There appears to be an attempt in the mainstream media to put the referendum proposal at the centre of the debate. This is not good for the left because it is the kind of question which can be buried in a promise to set up a commission to investigate the many referendums that might improve democracy. “Bring the wealth tax back now” and “More money on wages and pensions” are better demands to prioritise, since they are harder to wriggle out of.

One reason the referendum demand is popular among Yellow Vests is because it appears to be “neither left wing nor right wing” and so can allow people to avoid the more difficult political questions. It is far from clear that this demand will remain central, though Macron’s ministers are making noises that they would be open to discussion about it. Other proposals abound. Some have suggested setting up a Yellow Vest slate to stand in the European elections next May.

The future for Macron

News magazines are headlining: “Is Macron finished”? His popularity ratings are around 23 percent, down from 50 percent at the beginning of the year despite his comfortable majority in parliament. Worried right wing commentators are saying that his position is so weak that he may not be able to push through the vicious attack on retirement pensions he was planning. Meanwhile, his jerry-built party is multiplying blunders. Its leader explained this week that the problem was that the party had been too subtle and too intelligent!
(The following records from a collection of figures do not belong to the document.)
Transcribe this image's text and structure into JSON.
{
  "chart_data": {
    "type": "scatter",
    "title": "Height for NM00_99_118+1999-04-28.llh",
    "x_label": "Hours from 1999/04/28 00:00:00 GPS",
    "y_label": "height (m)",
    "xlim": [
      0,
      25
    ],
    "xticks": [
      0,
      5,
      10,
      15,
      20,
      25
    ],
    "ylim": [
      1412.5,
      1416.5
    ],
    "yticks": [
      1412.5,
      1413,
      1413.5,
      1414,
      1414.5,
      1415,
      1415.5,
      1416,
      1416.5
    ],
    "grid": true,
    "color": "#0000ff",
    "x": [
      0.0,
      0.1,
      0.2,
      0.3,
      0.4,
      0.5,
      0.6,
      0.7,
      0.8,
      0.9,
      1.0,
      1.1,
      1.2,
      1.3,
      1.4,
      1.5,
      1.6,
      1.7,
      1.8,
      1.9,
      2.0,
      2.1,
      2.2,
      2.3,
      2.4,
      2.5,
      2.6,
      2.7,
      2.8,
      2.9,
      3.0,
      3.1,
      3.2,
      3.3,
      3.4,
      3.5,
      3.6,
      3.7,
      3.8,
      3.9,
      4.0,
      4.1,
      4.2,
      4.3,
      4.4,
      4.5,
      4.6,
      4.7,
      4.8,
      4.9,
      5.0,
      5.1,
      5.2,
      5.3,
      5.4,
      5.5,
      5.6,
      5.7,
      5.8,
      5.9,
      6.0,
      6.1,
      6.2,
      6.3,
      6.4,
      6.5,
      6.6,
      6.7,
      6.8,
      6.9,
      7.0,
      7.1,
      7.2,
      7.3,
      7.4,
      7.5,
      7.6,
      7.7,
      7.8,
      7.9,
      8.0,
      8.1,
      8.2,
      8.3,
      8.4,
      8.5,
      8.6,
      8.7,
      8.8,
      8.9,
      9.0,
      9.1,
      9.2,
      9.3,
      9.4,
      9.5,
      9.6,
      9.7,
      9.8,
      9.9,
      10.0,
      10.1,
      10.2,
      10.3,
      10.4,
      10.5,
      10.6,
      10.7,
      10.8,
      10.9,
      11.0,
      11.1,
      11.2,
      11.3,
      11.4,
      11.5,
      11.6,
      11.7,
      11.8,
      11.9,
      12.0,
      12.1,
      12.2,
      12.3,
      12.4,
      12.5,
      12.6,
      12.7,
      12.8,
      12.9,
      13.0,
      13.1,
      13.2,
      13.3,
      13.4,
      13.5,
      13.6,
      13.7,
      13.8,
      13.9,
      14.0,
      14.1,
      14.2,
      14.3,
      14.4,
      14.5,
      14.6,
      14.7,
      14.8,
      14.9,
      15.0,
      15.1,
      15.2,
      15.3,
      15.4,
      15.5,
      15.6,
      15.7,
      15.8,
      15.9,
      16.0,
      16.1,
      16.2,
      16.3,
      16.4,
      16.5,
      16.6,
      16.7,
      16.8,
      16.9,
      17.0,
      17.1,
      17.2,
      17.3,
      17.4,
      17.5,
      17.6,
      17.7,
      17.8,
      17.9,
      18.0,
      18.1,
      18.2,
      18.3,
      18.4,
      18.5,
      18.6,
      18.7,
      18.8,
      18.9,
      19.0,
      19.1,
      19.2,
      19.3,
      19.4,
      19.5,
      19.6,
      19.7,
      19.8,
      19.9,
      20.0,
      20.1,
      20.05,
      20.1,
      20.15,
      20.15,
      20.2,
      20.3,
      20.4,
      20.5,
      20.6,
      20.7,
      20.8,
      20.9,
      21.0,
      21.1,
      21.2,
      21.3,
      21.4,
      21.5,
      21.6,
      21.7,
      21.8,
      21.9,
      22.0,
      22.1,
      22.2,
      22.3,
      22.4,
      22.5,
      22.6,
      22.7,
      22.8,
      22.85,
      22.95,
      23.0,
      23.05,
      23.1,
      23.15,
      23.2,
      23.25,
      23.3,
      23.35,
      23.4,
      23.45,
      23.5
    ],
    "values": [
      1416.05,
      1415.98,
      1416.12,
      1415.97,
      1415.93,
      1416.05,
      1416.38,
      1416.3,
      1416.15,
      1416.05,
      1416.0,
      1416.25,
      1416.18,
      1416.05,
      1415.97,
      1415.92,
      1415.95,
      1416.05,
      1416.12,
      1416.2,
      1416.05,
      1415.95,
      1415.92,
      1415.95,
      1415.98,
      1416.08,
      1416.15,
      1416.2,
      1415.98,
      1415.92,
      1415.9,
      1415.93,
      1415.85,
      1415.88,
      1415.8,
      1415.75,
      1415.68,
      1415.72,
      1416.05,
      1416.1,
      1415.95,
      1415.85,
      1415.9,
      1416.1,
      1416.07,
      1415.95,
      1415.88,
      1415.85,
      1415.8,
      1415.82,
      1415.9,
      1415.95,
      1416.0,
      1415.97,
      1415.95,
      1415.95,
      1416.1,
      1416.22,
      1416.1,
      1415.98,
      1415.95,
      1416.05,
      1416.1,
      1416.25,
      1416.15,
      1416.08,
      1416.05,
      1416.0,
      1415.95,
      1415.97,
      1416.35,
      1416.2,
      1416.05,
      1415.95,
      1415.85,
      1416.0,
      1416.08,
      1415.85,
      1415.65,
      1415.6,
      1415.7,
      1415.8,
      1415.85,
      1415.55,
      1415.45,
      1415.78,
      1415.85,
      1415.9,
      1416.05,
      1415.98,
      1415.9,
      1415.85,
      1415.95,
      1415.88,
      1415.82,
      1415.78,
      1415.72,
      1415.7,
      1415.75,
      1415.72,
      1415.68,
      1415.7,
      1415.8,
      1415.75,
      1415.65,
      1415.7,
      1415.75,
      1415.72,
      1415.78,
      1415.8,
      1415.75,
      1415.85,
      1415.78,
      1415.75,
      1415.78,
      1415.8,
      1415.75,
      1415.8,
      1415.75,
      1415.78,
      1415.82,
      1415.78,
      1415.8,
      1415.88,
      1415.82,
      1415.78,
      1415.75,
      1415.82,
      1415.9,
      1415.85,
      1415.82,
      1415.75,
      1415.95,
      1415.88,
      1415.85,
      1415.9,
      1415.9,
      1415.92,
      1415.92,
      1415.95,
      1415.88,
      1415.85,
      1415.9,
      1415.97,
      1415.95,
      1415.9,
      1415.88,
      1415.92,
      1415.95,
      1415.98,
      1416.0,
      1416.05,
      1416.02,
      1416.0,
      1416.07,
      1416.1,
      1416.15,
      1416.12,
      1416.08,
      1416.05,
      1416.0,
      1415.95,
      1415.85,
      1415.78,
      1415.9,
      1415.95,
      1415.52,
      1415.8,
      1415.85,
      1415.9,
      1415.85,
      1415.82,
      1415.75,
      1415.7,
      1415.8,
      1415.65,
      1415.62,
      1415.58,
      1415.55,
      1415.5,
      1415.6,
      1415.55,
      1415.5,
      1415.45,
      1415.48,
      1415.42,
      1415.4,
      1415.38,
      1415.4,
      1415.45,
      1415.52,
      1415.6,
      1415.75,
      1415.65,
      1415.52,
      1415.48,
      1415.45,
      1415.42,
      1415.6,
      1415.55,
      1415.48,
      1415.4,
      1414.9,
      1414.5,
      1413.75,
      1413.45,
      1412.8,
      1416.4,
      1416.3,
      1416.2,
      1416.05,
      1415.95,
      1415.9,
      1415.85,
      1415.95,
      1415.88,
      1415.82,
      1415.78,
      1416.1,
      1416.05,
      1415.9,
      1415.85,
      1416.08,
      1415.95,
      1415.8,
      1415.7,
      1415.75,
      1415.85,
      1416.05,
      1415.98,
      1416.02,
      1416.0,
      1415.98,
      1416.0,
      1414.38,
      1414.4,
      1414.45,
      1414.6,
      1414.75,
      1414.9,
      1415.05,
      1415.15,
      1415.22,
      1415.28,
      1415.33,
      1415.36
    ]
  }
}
The ruling class has been making extreme efforts to support Macron because previous neoliberals Sarkozy (from the right) and Hollande (from the left) didn’t weaken workers’ positions half as much as the capitalists wanted, and Macron, they often felt, was their last card. But, though several huge gifts for the rich are going through parliament Macron’s popularity has fallen below 30 percent even among business owners.

No one can say how far the Yellow Vest movement will go in the coming weeks, but we could be in for many more surprises. Poverty among workers is now at the centre of public debate. And tens of thousands of previously unmobilised working class people have discovered radical collective action; this is a step forward.


John Mullen is a member of the anti-capitalist network Ensemble, in the Paris area, and a supporter of the France Insoumise.